Proposed mechanism for priming nucleosomes by HMGB proteins. A, In an intact nucleosome the DNA is tightly wrapped, entering and leaving the structure at sites marked E. The dyad (X), or midpoint, is at the centre of the wrapped DNA. Histone H2A/H2B dimers and H3/H4 dimers are indicated in green and blue, respectively. B, Binding of an HMGB protein just outside one exit/entry point creates an untwisted bend in the DNA that alters the nucleosome structure. C, Previously inaccessible regions are exposed, which are potentially accessible to (D) transcription factors (TF) or to (E) chromatin remodelling complexes (RC). F, When associated with RNA polymerase II (as the FACT/SPN complex), the HMG-induced destabilization of nucleosomal structure could result in the dissociation of an H2A/H2B dimer (Kireeva et al., 2002).

In addition to their ability to bend DNA, the vertebrate HMGB1 and HMGB2 proteins can facilitate the binding of several eukaryotic transcription factors to their binding sites. The interactions that have been observed in vitro involve an HMGB protein and a single transcription factor, but it remains possible that in vivo, in a natural regulatory context, the bending of the DNA by HMGB1 and HMGB2 could allow the recruitment of a second transcription factor to the complex (Fig. 3D) in a manner analogous to the action of sequencespecific HMG-box transcription factors. In such cases it is inferred that the bend introduced by these proteins provides a DNA scaffold, allowing the assembly of a complex nucleoprotein structure (Giese et al., 1995). This might indeed happen in the assembly of the Epstein–Barr virus enhanceosome (Ellwood et al., 2000) and the human lymphocyte recombination complexes containing RAG1 and RAG2 (Fugmann et al., 2000).

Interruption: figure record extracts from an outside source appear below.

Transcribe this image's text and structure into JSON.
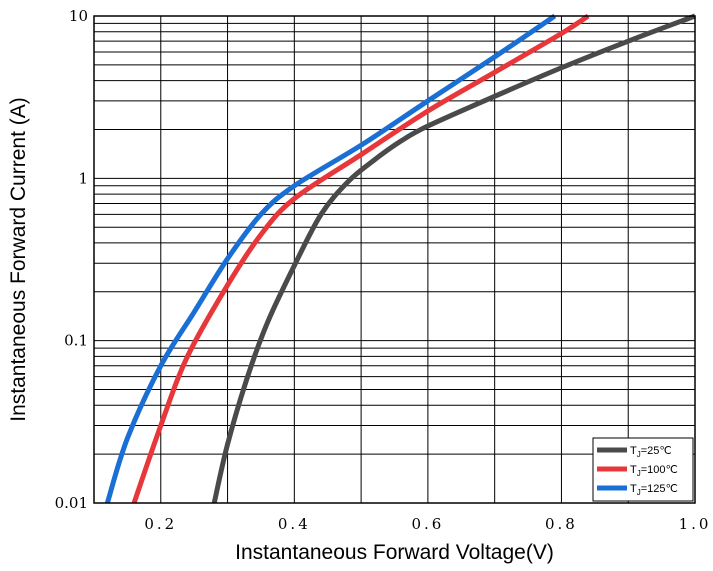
{
  "chart_data": {
    "type": "line",
    "title": "",
    "xlabel": "Instantaneous Forward Voltage(V)",
    "ylabel": "Instantaneous Forward Current (A)",
    "xlim": [
      0.1,
      1.0
    ],
    "ylim": [
      0.01,
      10
    ],
    "y_scale": "log",
    "grid": true,
    "legend_position": "bottom-right",
    "x_ticks": [
      {
        "value": 0.2,
        "label": "0.2"
      },
      {
        "value": 0.4,
        "label": "0.4"
      },
      {
        "value": 0.6,
        "label": "0.6"
      },
      {
        "value": 0.8,
        "label": "0.8"
      },
      {
        "value": 1.0,
        "label": "1.0"
      }
    ],
    "y_ticks": [
      {
        "value": 0.01,
        "label": "0.01"
      },
      {
        "value": 0.1,
        "label": "0.1"
      },
      {
        "value": 1,
        "label": "1"
      },
      {
        "value": 10,
        "label": "10"
      }
    ],
    "series": [
      {
        "name": "TJ=25℃",
        "legend_main": "T",
        "legend_sub": "J",
        "legend_rest": "=25℃",
        "color": "#4a4a4a",
        "points": [
          [
            0.28,
            0.01
          ],
          [
            0.3,
            0.023
          ],
          [
            0.33,
            0.06
          ],
          [
            0.36,
            0.13
          ],
          [
            0.4,
            0.29
          ],
          [
            0.44,
            0.6
          ],
          [
            0.48,
            0.95
          ],
          [
            0.52,
            1.3
          ],
          [
            0.56,
            1.7
          ],
          [
            0.6,
            2.1
          ],
          [
            0.7,
            3.2
          ],
          [
            0.8,
            4.8
          ],
          [
            0.9,
            7.0
          ],
          [
            1.0,
            10.0
          ]
        ]
      },
      {
        "name": "TJ=100℃",
        "legend_main": "T",
        "legend_sub": "J",
        "legend_rest": "=100℃",
        "color": "#e8373a",
        "points": [
          [
            0.16,
            0.01
          ],
          [
            0.2,
            0.03
          ],
          [
            0.24,
            0.08
          ],
          [
            0.3,
            0.22
          ],
          [
            0.35,
            0.45
          ],
          [
            0.4,
            0.75
          ],
          [
            0.5,
            1.4
          ],
          [
            0.6,
            2.6
          ],
          [
            0.7,
            4.5
          ],
          [
            0.8,
            7.8
          ],
          [
            0.84,
            10.0
          ]
        ]
      },
      {
        "name": "TJ=125℃",
        "legend_main": "T",
        "legend_sub": "J",
        "legend_rest": "=125℃",
        "color": "#1a6fd4",
        "points": [
          [
            0.12,
            0.01
          ],
          [
            0.15,
            0.025
          ],
          [
            0.2,
            0.07
          ],
          [
            0.25,
            0.15
          ],
          [
            0.3,
            0.32
          ],
          [
            0.35,
            0.6
          ],
          [
            0.4,
            0.9
          ],
          [
            0.5,
            1.6
          ],
          [
            0.6,
            3.0
          ],
          [
            0.7,
            5.6
          ],
          [
            0.79,
            10.0
          ]
        ]
      }
    ]
  }
}
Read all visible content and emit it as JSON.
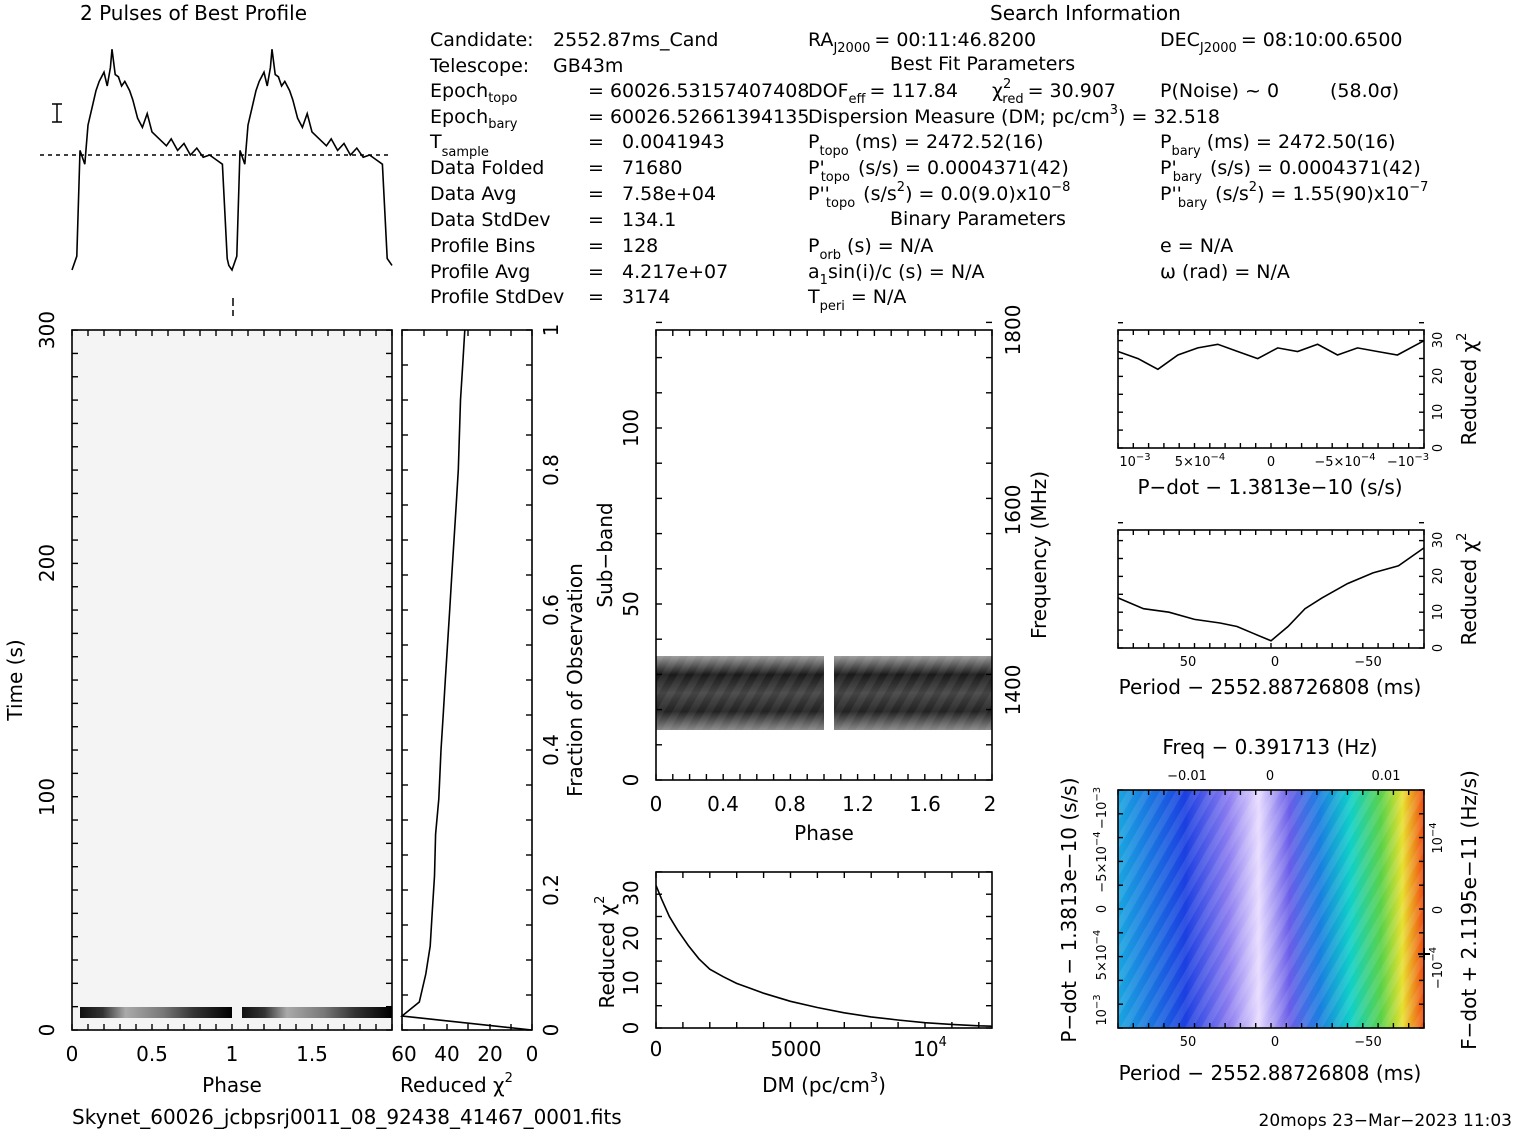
{
  "title_profile": "2 Pulses of Best Profile",
  "title_search": "Search Information",
  "footer_file": "Skynet_60026_jcbpsrj0011_08_92438_41467_0001.fits",
  "footer_stamp": "20mops 23−Mar−2023 11:03",
  "info": {
    "candidate": {
      "label": "Candidate:",
      "value": "2552.87ms_Cand"
    },
    "telescope": {
      "label": "Telescope:",
      "value": "GB43m"
    },
    "epoch_topo": {
      "label": "Epoch",
      "sub": "topo",
      "value": "= 60026.53157407408"
    },
    "epoch_bary": {
      "label": "Epoch",
      "sub": "bary",
      "value": "= 60026.52661394135"
    },
    "t_sample": {
      "label": "T",
      "sub": "sample",
      "value": "0.0041943"
    },
    "data_folded": {
      "label": "Data Folded",
      "value": "71680"
    },
    "data_avg": {
      "label": "Data Avg",
      "value": "7.58e+04"
    },
    "data_stddev": {
      "label": "Data StdDev",
      "value": "134.1"
    },
    "profile_bins": {
      "label": "Profile Bins",
      "value": "128"
    },
    "profile_avg": {
      "label": "Profile Avg",
      "value": "4.217e+07"
    },
    "profile_stddev": {
      "label": "Profile StdDev",
      "value": "3174"
    },
    "eq": "="
  },
  "search": {
    "ra_label": "RA",
    "ra_sub": "J2000",
    "ra_value": "= 00:11:46.8200",
    "dec_label": "DEC",
    "dec_sub": "J2000",
    "dec_value": "= 08:10:00.6500",
    "best_fit_title": "Best Fit Parameters",
    "dof_label": "DOF",
    "dof_sub": "eff",
    "dof_value": "= 117.84",
    "chi_label": "χ",
    "chi_sup": "2",
    "chi_sub": "red",
    "chi_value": "= 30.907",
    "pnoise": "P(Noise) ~ 0",
    "sigma": "(58.0σ)",
    "dm_label": "Dispersion Measure (DM; pc/cm",
    "dm_sup": "3",
    "dm_value": ") = 32.518",
    "ptopo_label": "P",
    "ptopo_sub": "topo",
    "ptopo_value": "(ms) =  2472.52(16)",
    "pbary_label": "P",
    "pbary_sub": "bary",
    "pbary_value": "(ms) =  2472.50(16)",
    "pdtopo_label": "P'",
    "pdtopo_sub": "topo",
    "pdtopo_value": "(s/s) =  0.0004371(42)",
    "pdbary_label": "P'",
    "pdbary_sub": "bary",
    "pdbary_value": "(s/s) =  0.0004371(42)",
    "pddtopo_label": "P''",
    "pddtopo_sub": "topo",
    "pddtopo_value": "(s/s",
    "pddtopo_sup": "2",
    "pddtopo_value2": ") = 0.0(9.0)x10",
    "pddtopo_exp": "−8",
    "pddbary_label": "P''",
    "pddbary_sub": "bary",
    "pddbary_value": "(s/s",
    "pddbary_sup": "2",
    "pddbary_value2": ") =  1.55(90)x10",
    "pddbary_exp": "−7",
    "binary_title": "Binary Parameters",
    "porb_label": "P",
    "porb_sub": "orb",
    "porb_value": "(s) = N/A",
    "e_value": "e = N/A",
    "asini_label": "a",
    "asini_sub": "1",
    "asini_value": "sin(i)/c (s) = N/A",
    "omega_value": "ω (rad) = N/A",
    "tperi_label": "T",
    "tperi_sub": "peri",
    "tperi_value": "= N/A"
  },
  "chart_data": [
    {
      "type": "line",
      "name": "profile",
      "title": "2 Pulses of Best Profile",
      "x": [
        0.0,
        0.03,
        0.05,
        0.08,
        0.1,
        0.13,
        0.15,
        0.17,
        0.2,
        0.22,
        0.24,
        0.25,
        0.27,
        0.29,
        0.31,
        0.33,
        0.36,
        0.38,
        0.41,
        0.44,
        0.47,
        0.5,
        0.53,
        0.56,
        0.59,
        0.62,
        0.66,
        0.7,
        0.74,
        0.78,
        0.82,
        0.86,
        0.9,
        0.94,
        0.97,
        0.98,
        1.0,
        1.03,
        1.05,
        1.08,
        1.1,
        1.13,
        1.15,
        1.17,
        1.2,
        1.22,
        1.24,
        1.25,
        1.27,
        1.29,
        1.31,
        1.33,
        1.36,
        1.38,
        1.41,
        1.44,
        1.47,
        1.5,
        1.53,
        1.56,
        1.59,
        1.62,
        1.66,
        1.7,
        1.74,
        1.78,
        1.82,
        1.86,
        1.9,
        1.94,
        1.97,
        2.0
      ],
      "y": [
        0.0,
        0.06,
        0.52,
        0.46,
        0.63,
        0.72,
        0.78,
        0.82,
        0.86,
        0.8,
        0.88,
        0.96,
        0.85,
        0.84,
        0.8,
        0.82,
        0.78,
        0.74,
        0.66,
        0.62,
        0.68,
        0.6,
        0.58,
        0.56,
        0.54,
        0.57,
        0.52,
        0.55,
        0.5,
        0.53,
        0.49,
        0.5,
        0.48,
        0.46,
        0.05,
        0.02,
        0.0,
        0.06,
        0.52,
        0.46,
        0.63,
        0.72,
        0.78,
        0.82,
        0.86,
        0.8,
        0.88,
        0.96,
        0.85,
        0.84,
        0.8,
        0.82,
        0.78,
        0.74,
        0.66,
        0.62,
        0.68,
        0.6,
        0.58,
        0.56,
        0.54,
        0.57,
        0.52,
        0.55,
        0.5,
        0.53,
        0.49,
        0.5,
        0.48,
        0.46,
        0.05,
        0.02
      ],
      "baseline": 0.5
    },
    {
      "type": "heatmap",
      "name": "time-phase",
      "xlabel": "Phase",
      "ylabel": "Time (s)",
      "xlim": [
        0,
        2
      ],
      "ylim": [
        0,
        300
      ],
      "xticks": [
        "0",
        "0.5",
        "1",
        "1.5"
      ],
      "yticks": [
        "0",
        "100",
        "200",
        "300"
      ]
    },
    {
      "type": "line",
      "name": "chi2-vs-time",
      "xlabel": "Reduced χ",
      "xlabel_sup": "2",
      "ylabel": "Fraction of Observation",
      "xlim": [
        60,
        0
      ],
      "ylim": [
        0,
        1
      ],
      "xticks": [
        "60",
        "40",
        "20",
        "0"
      ],
      "yticks": [
        "0",
        "0.2",
        "0.4",
        "0.6",
        "0.8",
        "1"
      ],
      "x": [
        0,
        60,
        52,
        49,
        47,
        46,
        45,
        44.5,
        43,
        42,
        41,
        40,
        39,
        38,
        37,
        36,
        35,
        34,
        33.5,
        33,
        32,
        31
      ],
      "y": [
        0.0,
        0.02,
        0.04,
        0.08,
        0.12,
        0.17,
        0.22,
        0.28,
        0.33,
        0.4,
        0.45,
        0.5,
        0.55,
        0.6,
        0.65,
        0.7,
        0.75,
        0.8,
        0.85,
        0.9,
        0.95,
        1.0
      ]
    },
    {
      "type": "heatmap",
      "name": "subband-phase",
      "xlabel": "Phase",
      "ylabel": "Sub−band",
      "ylabel_right": "Frequency (MHz)",
      "xlim": [
        0,
        2
      ],
      "ylim": [
        0,
        128
      ],
      "xticks": [
        "0",
        "0.4",
        "0.8",
        "1.2",
        "1.6",
        "2"
      ],
      "yticks": [
        "0",
        "50",
        "100"
      ],
      "freq_ticks": [
        "1400",
        "1600",
        "1800"
      ],
      "freq_values": [
        1400,
        1600,
        1800
      ],
      "band_subbands": [
        15,
        35
      ]
    },
    {
      "type": "line",
      "name": "chi2-vs-dm",
      "xlabel": "DM (pc/cm",
      "xlabel_sup": "3",
      "xlabel_end": ")",
      "ylabel": "Reduced χ",
      "ylabel_sup": "2",
      "xlim": [
        0,
        12500
      ],
      "ylim": [
        0,
        35
      ],
      "xticks": [
        "0",
        "5000",
        "10"
      ],
      "xtick_exp": "4",
      "yticks": [
        "0",
        "10",
        "20",
        "30"
      ],
      "x": [
        0,
        200,
        500,
        800,
        1200,
        1600,
        2000,
        2500,
        3000,
        3500,
        4000,
        5000,
        6000,
        7000,
        8000,
        9000,
        10000,
        11000,
        12000,
        12500
      ],
      "y": [
        32,
        29,
        25,
        22,
        18.5,
        15.5,
        13.2,
        11.5,
        10,
        8.9,
        7.8,
        6,
        4.6,
        3.4,
        2.5,
        1.8,
        1.2,
        0.8,
        0.5,
        0.4
      ]
    },
    {
      "type": "line",
      "name": "chi2-vs-pdot",
      "xlabel": "P−dot − 1.3813e−10 (s/s)",
      "ylabel": "Reduced χ",
      "ylabel_sup": "2",
      "xlim": [
        0.00115,
        -0.00115
      ],
      "ylim": [
        0,
        33
      ],
      "xticks": [
        "10",
        "5×10",
        "0",
        "−5×10",
        "−10"
      ],
      "xtick_exps": [
        "−3",
        "−4",
        "",
        "−4",
        "−3"
      ],
      "yticks": [
        "0",
        "10",
        "20",
        "30"
      ],
      "x": [
        0.00115,
        0.001,
        0.00085,
        0.0007,
        0.00055,
        0.0004,
        0.00025,
        0.0001,
        -5e-05,
        -0.0002,
        -0.00035,
        -0.0005,
        -0.00065,
        -0.0008,
        -0.00095,
        -0.00115
      ],
      "y": [
        27,
        25,
        22,
        26,
        28,
        29,
        27,
        25,
        28,
        27,
        29,
        26,
        28,
        27,
        26,
        30
      ]
    },
    {
      "type": "line",
      "name": "chi2-vs-period",
      "xlabel": "Period − 2552.88726808 (ms)",
      "ylabel": "Reduced χ",
      "ylabel_sup": "2",
      "xlim": [
        90,
        -90
      ],
      "ylim": [
        0,
        33
      ],
      "xticks": [
        "50",
        "0",
        "−50"
      ],
      "yticks": [
        "0",
        "10",
        "20",
        "30"
      ],
      "x": [
        90,
        75,
        60,
        45,
        30,
        20,
        10,
        0,
        -10,
        -20,
        -30,
        -45,
        -60,
        -75,
        -90
      ],
      "y": [
        14,
        11,
        10,
        8,
        7,
        6,
        4,
        2,
        6,
        11,
        14,
        18,
        21,
        23,
        28
      ]
    },
    {
      "type": "heatmap",
      "name": "period-pdot",
      "xlabel": "Period − 2552.88726808 (ms)",
      "xlabel_top": "Freq − 0.391713 (Hz)",
      "ylabel": "P−dot − 1.3813e−10 (s/s)",
      "ylabel_right": "F−dot + 2.1195e−11 (Hz/s)",
      "xticks": [
        "50",
        "0",
        "−50"
      ],
      "xticks_top": [
        "−0.01",
        "0",
        "0.01"
      ],
      "yticks": [
        "10",
        "5×10",
        "0",
        "−5×10",
        "−10"
      ],
      "ytick_exps": [
        "−3",
        "−4",
        "",
        "−4",
        "−3"
      ],
      "yticks_right": [
        "−10",
        "0",
        "10"
      ],
      "ytick_right_exps": [
        "−4",
        "",
        "−4"
      ]
    }
  ]
}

Although the recruitment of transcription factors to their binding sites by HMGB proteins has been studied with naked DNA in vitro, these interactions occur in the context of DNA organized into nucleosomes in vivo. In this situation the binding of an HMGB protein to a nucleosome core particle close to an exit/entry point might facilitate the binding of a transcriptional activator or repressor to an internal site (Fig. 3D) by loosening the wrapping of histone-bound DNA. Both in this case and in the recruitment of a remodelling complex, the essential role of the HMGB protein would be to change nucleosome structure, and thereby to reduce the activation energy for the establishment of a complex with either the remodelling machinery or a transcription factor. This model does not exclude the possibility that during directed remodelling an HMGB protein itself could also migrate within a DNA loop around the histone octamer, incurring little or no energy penalty by the successive breakage and reformation of electrostatic contacts (a Manning walk).

Novel conformations of the nucleosome?

An induced alteration of nucleosomal structure by HMGB proteins implies that a major function of these proteins, in conjunction with the linker histone H1, is to modulate an equilibrium between alternative conformations of the nucleosome (Fig. 4). In this model, HMGB proteins would favour a generally more accessible form of the nucleosome, and histone H1 a more inaccessible form. The observed competition between these proteins (Ner et al., 2001) would thus influence not only gross chromatin compaction but also the mobility and overall accessibility of individual nucleosomes. The conformational modulations of nucleosome structure would involve changes in the contacts between individual histones in the octamer, and this internal mobility could be an intrinsic property of the particle (Negri et al., 2001). More specifically, substitutions of variant or modified histones, for example macroH2A (found in the Barr body) and H2A.X, for the normal core histones could alter the susceptibility of the particle to remodelling by modifying internal histone–histone contacts.

Figure 4.

Figure 4

A general model for the function of HMGB proteins. An HMGB protein bound in the vicinity of an exit/entry point induces increased access to both DNA gyres in a spatially restricted patch. Elsewhere the HMGB protein lessens accessibility. The alternative, less accessible conformation of the nucleosome is stabilized by histone H1. Accessible and bound segments of DNA are indicated in orange and red, respectively.